GALAX (WSLS 10) - A new study from the child advocacy group, the Annie E. Casey Foundation, found more children are living in poverty in the U.S. now than before the 2008 recession.
Southwest Virginia is no exception to this trend.
67 percent of students in the Galax City School System qualified for free and reduced lunches in 2015. In 2008, less than 50 percent qualified. Superintendent Bill Sturgill said he watched this number skyrocket since he came on board in 2005. He said it makes school much more than a place of learning for the children.
"We are a little bit of a parent, we're a little bit of a teacher, we're a grandparent, we're all those things rolled in together," Sturgill explained.
When the recession was supposedly at its peak in 2008, 32 percent of children in Galax lived below the poverty line.
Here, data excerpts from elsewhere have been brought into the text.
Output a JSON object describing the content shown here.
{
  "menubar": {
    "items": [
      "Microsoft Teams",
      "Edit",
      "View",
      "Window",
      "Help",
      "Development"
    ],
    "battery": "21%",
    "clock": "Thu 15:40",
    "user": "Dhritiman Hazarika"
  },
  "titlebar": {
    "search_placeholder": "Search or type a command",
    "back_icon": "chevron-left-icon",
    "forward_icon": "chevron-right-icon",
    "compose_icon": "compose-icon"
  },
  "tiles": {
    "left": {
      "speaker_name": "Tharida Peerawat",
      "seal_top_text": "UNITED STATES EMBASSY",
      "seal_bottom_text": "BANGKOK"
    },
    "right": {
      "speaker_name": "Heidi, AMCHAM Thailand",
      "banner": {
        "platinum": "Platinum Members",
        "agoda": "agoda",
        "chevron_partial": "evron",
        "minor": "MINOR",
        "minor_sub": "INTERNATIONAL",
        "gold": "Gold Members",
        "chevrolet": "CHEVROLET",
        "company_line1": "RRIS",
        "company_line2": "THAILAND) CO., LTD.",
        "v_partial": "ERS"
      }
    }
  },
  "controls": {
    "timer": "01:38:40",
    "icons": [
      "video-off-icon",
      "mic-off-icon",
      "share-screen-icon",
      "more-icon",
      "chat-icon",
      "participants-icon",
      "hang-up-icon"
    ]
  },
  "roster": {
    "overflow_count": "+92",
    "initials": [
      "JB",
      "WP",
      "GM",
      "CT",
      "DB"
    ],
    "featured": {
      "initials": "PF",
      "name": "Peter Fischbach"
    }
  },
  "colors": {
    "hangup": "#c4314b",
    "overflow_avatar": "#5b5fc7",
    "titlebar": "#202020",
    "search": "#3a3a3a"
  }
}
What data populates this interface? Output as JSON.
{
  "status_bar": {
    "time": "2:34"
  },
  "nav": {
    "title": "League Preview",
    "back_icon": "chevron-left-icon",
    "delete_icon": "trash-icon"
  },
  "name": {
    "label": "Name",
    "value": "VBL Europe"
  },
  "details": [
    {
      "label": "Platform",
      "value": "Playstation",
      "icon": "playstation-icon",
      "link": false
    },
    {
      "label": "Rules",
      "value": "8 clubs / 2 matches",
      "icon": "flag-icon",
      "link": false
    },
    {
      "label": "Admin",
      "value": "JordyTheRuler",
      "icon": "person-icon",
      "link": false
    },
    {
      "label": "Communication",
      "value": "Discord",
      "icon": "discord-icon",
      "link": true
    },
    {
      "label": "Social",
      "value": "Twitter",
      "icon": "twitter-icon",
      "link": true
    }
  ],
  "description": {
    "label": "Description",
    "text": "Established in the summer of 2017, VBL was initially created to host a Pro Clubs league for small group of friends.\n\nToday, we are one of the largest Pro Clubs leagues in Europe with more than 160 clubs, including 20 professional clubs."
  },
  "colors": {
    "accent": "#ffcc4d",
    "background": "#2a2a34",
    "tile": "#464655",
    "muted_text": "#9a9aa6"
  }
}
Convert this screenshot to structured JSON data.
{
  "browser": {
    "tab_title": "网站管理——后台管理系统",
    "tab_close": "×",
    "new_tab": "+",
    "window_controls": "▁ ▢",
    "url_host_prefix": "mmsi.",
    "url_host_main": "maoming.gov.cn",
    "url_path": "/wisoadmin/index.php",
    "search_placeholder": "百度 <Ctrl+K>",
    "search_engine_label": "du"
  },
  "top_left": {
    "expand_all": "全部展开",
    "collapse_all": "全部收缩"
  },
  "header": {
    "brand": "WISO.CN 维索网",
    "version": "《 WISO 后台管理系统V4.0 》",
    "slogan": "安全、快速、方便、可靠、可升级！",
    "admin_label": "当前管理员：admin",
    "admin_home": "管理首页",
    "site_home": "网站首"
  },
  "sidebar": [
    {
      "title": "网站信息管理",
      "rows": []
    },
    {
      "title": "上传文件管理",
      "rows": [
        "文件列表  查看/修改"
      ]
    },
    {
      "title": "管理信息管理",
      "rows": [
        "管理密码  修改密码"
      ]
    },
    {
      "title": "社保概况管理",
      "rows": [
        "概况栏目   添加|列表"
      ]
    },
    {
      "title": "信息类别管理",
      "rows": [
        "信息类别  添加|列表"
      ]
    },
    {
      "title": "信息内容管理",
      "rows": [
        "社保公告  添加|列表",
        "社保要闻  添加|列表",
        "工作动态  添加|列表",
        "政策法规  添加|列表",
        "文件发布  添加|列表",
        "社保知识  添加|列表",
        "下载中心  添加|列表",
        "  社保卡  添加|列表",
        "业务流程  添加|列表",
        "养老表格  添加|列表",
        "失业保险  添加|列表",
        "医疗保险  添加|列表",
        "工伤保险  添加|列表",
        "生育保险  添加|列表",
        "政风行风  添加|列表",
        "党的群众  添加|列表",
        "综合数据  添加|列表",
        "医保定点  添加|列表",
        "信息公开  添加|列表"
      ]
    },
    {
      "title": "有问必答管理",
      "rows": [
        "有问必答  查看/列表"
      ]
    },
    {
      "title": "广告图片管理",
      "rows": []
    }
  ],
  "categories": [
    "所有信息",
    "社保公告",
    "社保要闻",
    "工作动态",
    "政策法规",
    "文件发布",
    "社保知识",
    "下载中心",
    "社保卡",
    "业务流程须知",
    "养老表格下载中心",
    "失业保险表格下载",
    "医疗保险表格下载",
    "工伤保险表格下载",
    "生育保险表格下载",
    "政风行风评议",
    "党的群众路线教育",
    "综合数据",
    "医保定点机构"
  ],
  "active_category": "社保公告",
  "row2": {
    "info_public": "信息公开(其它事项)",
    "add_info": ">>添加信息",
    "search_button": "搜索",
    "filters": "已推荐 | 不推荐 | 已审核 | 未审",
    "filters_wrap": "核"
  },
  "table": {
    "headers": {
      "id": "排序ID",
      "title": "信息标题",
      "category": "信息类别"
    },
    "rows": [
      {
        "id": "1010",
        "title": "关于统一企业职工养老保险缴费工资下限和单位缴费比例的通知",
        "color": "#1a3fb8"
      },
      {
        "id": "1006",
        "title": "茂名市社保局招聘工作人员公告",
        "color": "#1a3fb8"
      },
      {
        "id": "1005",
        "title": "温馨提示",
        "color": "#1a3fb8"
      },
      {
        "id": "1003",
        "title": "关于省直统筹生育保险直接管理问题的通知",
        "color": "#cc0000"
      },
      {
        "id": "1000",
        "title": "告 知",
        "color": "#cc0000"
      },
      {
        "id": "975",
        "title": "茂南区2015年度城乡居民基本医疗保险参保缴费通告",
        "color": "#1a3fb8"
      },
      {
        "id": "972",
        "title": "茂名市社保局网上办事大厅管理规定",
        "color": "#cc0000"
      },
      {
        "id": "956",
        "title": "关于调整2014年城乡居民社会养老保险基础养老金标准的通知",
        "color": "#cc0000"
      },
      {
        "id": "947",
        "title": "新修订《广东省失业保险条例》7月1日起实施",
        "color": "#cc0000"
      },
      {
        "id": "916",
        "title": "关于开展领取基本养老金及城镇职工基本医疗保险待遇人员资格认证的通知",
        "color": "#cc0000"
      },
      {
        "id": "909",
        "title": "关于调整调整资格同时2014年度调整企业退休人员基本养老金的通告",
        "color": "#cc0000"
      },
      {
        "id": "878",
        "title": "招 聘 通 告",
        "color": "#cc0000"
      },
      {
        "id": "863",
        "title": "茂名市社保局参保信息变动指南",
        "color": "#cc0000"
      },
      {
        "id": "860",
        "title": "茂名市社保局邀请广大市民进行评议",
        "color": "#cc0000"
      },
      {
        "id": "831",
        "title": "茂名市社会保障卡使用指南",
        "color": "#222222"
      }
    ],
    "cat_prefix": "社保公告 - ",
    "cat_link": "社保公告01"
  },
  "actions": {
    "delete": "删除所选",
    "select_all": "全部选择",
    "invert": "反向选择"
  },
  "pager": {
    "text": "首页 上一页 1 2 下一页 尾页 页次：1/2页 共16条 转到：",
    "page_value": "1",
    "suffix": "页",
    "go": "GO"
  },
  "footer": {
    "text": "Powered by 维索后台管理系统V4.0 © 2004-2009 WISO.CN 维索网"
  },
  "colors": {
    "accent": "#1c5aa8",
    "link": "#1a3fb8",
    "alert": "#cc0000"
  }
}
In 2013, that number had grown to 37 percent.
Next door in Grayson County, 2008 saw 26 percent of children in poverty. Five years later, that number also grew to 29 percent.
These numbers sharply contrast with other places across the Commonwealth.In 2013, four percent of kids in Loudoun County were living in poverty and 11 percent in Arlington County.
Kathy Cooley runs a non-profit food bank in Galax called Willing Partners. When Willing Partners launched in the 1990s, it fed about 500 families a month. Today, it has almost tripled to 1,400. But even with the help, the Willing Partners missing is an uphill climb.
"I really don't know how some of them are making it anyway. They struggle," Cooley said.
While many might tout economic recovery across America, those who call southwest Virginia home see family after family get left behind.
"This town was really a booming industrial town, and we lost all of that," Cooley said. "I'm seeing some of the same families that I saw 15, 20 years ago come through. It's like a generation of folks that are still finding themselves destitute."